Before complaining about water shortage Egypt must consider means of reducing this huge loss. Why should other countries suffer when Egypt has the luxury of wasting close to a quarter of the storage of the lake behind the GERD just in evaporation every year? The water that is lost in evaporation, can irrigate over 3 Million hectares of land and generate thousands of megawatt power.

The Nile Flood

Occasionally when there are heavy rains in the Ethiopian plateau Egypt has been hit by flooding that has destroyed property and lives. This could have been prevented if there was adequate storage in the upstream countries, especially in Ethiopia which contributes the bulk of the Nile flow. As a result, a valuable resource is lost, which could have otherwise been used to generate electricity and could have irrigated hundreds of thousands of hectares. 

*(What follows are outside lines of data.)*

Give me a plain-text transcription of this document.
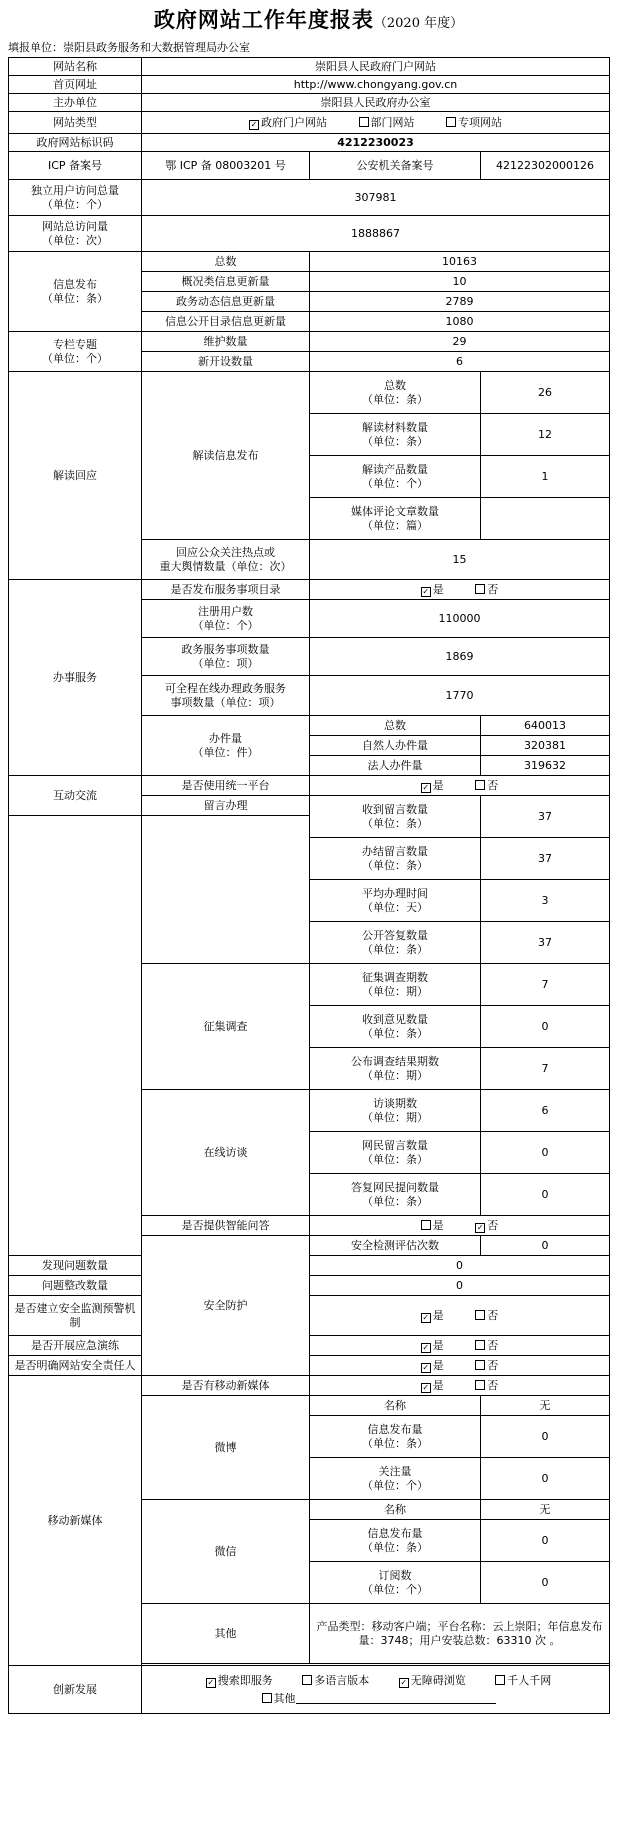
政府网站工作年度报表（2020 年度）
填报单位：崇阳县政务服务和大数据管理局办公室
网站名称	崇阳县人民政府门户网站		
首页网址	http://www.chongyang.gov.cn		
主办单位	崇阳县人民政府办公室		
网站类型	✓ 政府门户网站 部门网站 专项网站		
政府网站标识码	4212230023		
ICP 备案号	鄂 ICP 备 08003201 号	公安机关备案号	42122302000126
独立用户访问总量
（单位：个）	307981		
网站总访问量
（单位：次）	1888867		
信息发布
（单位：条）	总数	10163	
	概况类信息更新量	10	
	政务动态信息更新量	2789	
	信息公开目录信息更新量	1080	
专栏专题
（单位：个）	维护数量	29	
	新开设数量	6	
解读回应	解读信息发布	总数
（单位：条）	26
		解读材料数量
（单位：条）	12
		解读产品数量
（单位：个）	1
		媒体评论文章数量
（单位：篇）	
	回应公众关注热点或
重大舆情数量（单位：次）	15	
办事服务	是否发布服务事项目录	✓ 是 否	
	注册用户数
（单位：个）	110000	
	政务服务事项数量
（单位：项）	1869	
	可全程在线办理政务服务
事项数量（单位：项）	1770	
	办件量
（单位：件）	总数	640013
		自然人办件量	320381
		法人办件量	319632
互动交流	是否使用统一平台	✓ 是 否	
	留言办理	收到留言数量
（单位：条）	37

		办结留言数量
（单位：条）	37
		平均办理时间
（单位：天）	3
		公开答复数量
（单位：条）	37
	征集调查	征集调查期数
（单位：期）	7
		收到意见数量
（单位：条）	0
		公布调查结果期数
（单位：期）	7
	在线访谈	访谈期数
（单位：期）	6
		网民留言数量
（单位：条）	0
		答复网民提问数量
（单位：条）	0
	是否提供智能问答	是 ✓ 否	
	安全防护	安全检测评估次数	0
发现问题数量		0	
问题整改数量		0	
是否建立安全监测预警机
制		✓ 是 否	
是否开展应急演练		✓ 是 否	
是否明确网站安全责任人		✓ 是 否	
移动新媒体	是否有移动新媒体	✓ 是 否	
	微博	名称	无
		信息发布量
（单位：条）	0
		关注量
（单位：个）	0
	微信	名称	无
		信息发布量
（单位：条）	0
		订阅数
（单位：个）	0
	其他	产品类型：移动客户端；平台名称：云上崇阳；年信息发布量：3748；用户安装总数：63310 次 。	

创新发展	✓ 搜索即服务 多语言版本 ✓ 无障碍浏览 千人千网
其他		
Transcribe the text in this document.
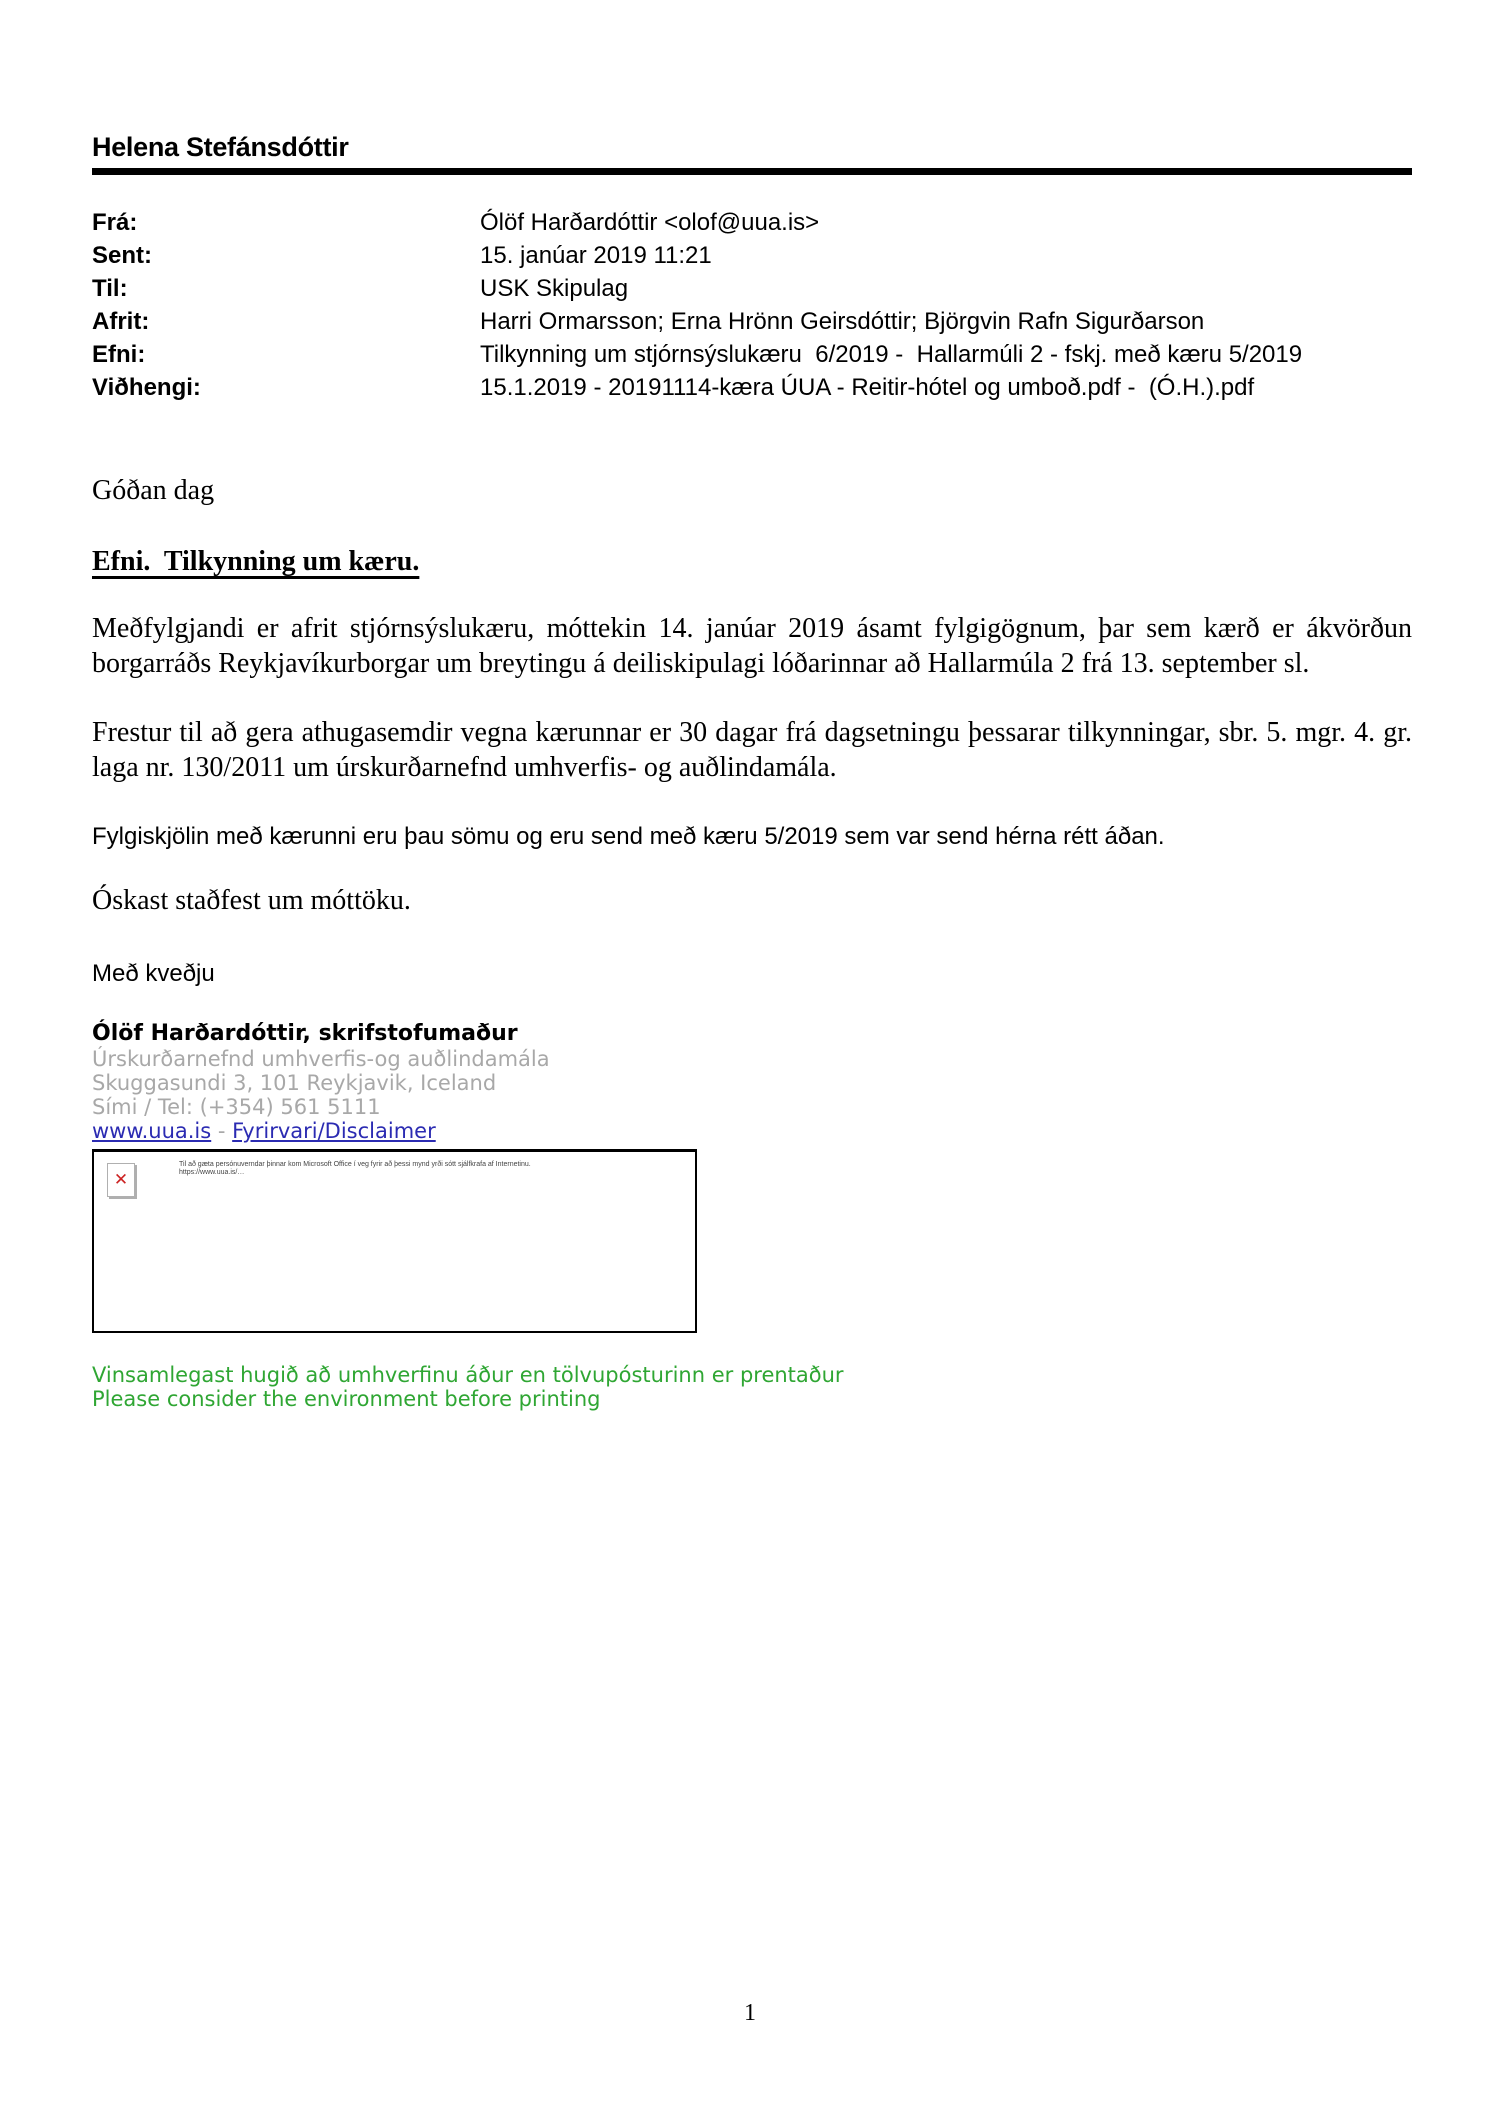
Helena Stefánsdóttir
Frá:	Ólöf Harðardóttir <olof@uua.is>
Sent:	15. janúar 2019 11:21
Til:	USK Skipulag
Afrit:	Harri Ormarsson; Erna Hrönn Geirsdóttir; Björgvin Rafn Sigurðarson
Efni:	Tilkynning um stjórnsýslukæru  6/2019 -  Hallarmúli 2 - fskj. með kæru 5/2019
Viðhengi:	15.1.2019 - 20191114-kæra ÚUA - Reitir-hótel og umboð.pdf -  (Ó.H.).pdf
Góðan dag
Efni.  Tilkynning um kæru.
Meðfylgjandi er afrit stjórnsýslukæru, móttekin 14. janúar 2019 ásamt fylgigögnum, þar sem kærð er ákvörðun borgarráðs Reykjavíkurborgar um breytingu á deiliskipulagi lóðarinnar að Hallarmúla 2 frá 13. september sl.
Frestur til að gera athugasemdir vegna kærunnar er 30 dagar frá dagsetningu þessarar tilkynningar, sbr. 5. mgr. 4. gr. laga nr. 130/2011 um úrskurðarnefnd umhverfis- og auðlindamála.
Fylgiskjölin með kærunni eru þau sömu og eru send með kæru 5/2019 sem var send hérna rétt áðan.
Óskast staðfest um móttöku.
Með kveðju
Ólöf Harðardóttir, skrifstofumaður
Úrskurðarnefnd umhverfis-og auðlindamála
Skuggasundi 3, 101 Reykjavik, Iceland
Sími / Tel: (+354) 561 5111
www.uua.is - Fyrirvari/Disclaimer
✕
Til að gæta persónuverndar þinnar kom Microsoft Office í veg fyrir að þessi mynd yrði sótt sjálfkrafa af Internetinu.
https://www.uua.is/…
Vinsamlegast hugið að umhverfinu áður en tölvupósturinn er prentaður
Please consider the environment before printing
1
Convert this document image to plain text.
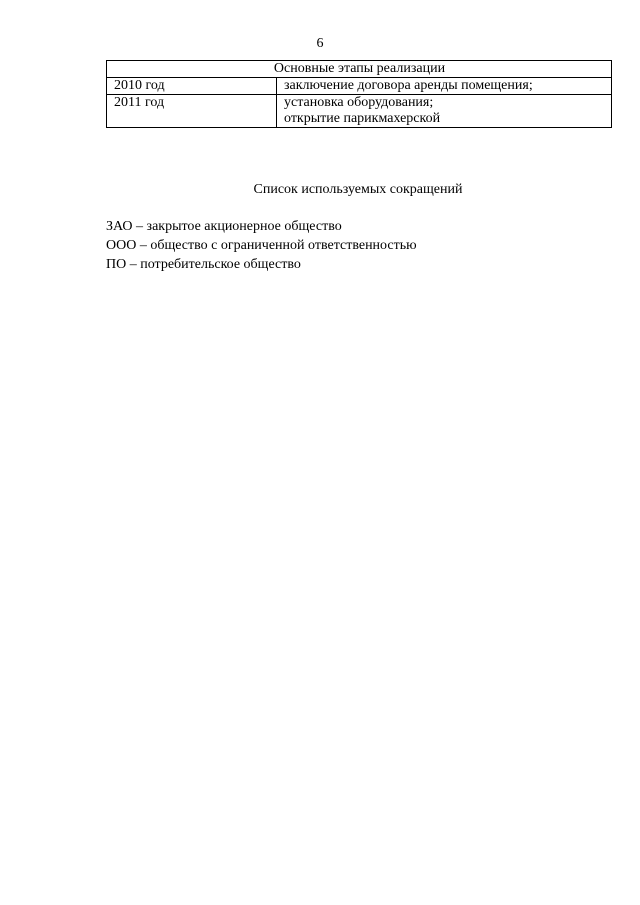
6
Основные этапы реализации	
2010 год	заключение договора аренды помещения;

2011 год	установка оборудования;
открытие парикмахерской
Список используемых сокращений
ЗАО – закрытое акционерное общество
ООО – общество с ограниченной ответственностью
ПО – потребительское общество
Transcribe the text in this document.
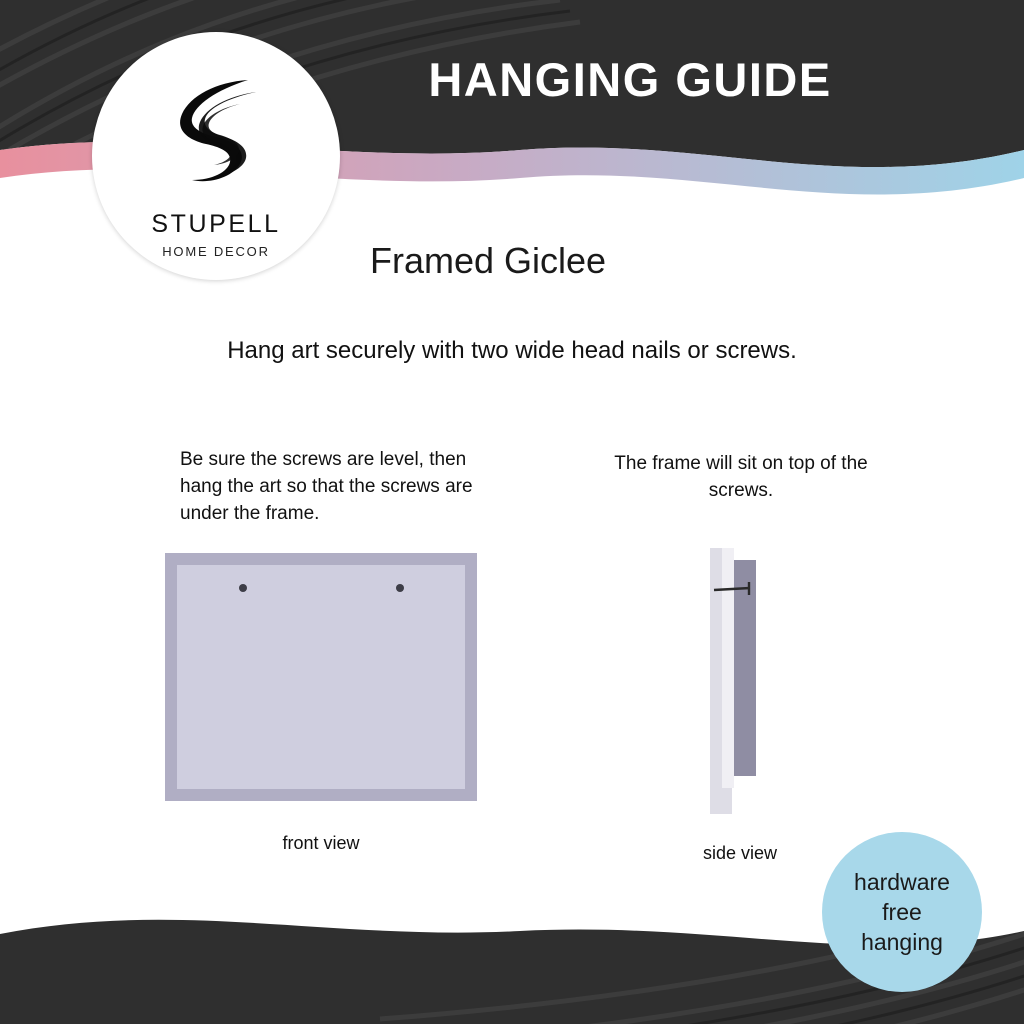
HANGING GUIDE
STUPELL
HOME DECOR	Framed Giclee
Hang art securely with two wide head nails or screws.
Be sure the screws are level, then hang the art so that the screws are under the frame.
front view
The frame will sit on top of the screws.
side view
hardware
free
hanging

Egyptian researchers also acknowledge that adequate storage capacity should be created in order to store the water during heavy rainfall years to protect the downstream areas from flooding and to enable regulated flow throughout the year.

The study of Prof. Elfatih Eltahir and postdoc Mohamed Siam, published in the journal Nature Climate Change is quoted in FloodList News in Africa of 25 April 2017 article under the title “Climate Change Predicted to Increase Flow Variability”, clearly supports the need for more storage to balance shortages during drought and flood protection during years of heavy rain.    

Egypt is in denial of all the facts that support and justify that dams are necessity for the survival and development of the Nile basin and the GERD is just one of them. To meet the current and future needs of the growing population of the region water storage anywhere in the region is not a luxury for any country.

Sooner or later water in each of the countries has got to be stored and be used in a planned manner for the benefit of all and the current status quo will not be manageable in the long run. Egypt should know this better and it is incomprehensible why it continues to insist on a strategy that will not guarantee its future needs. 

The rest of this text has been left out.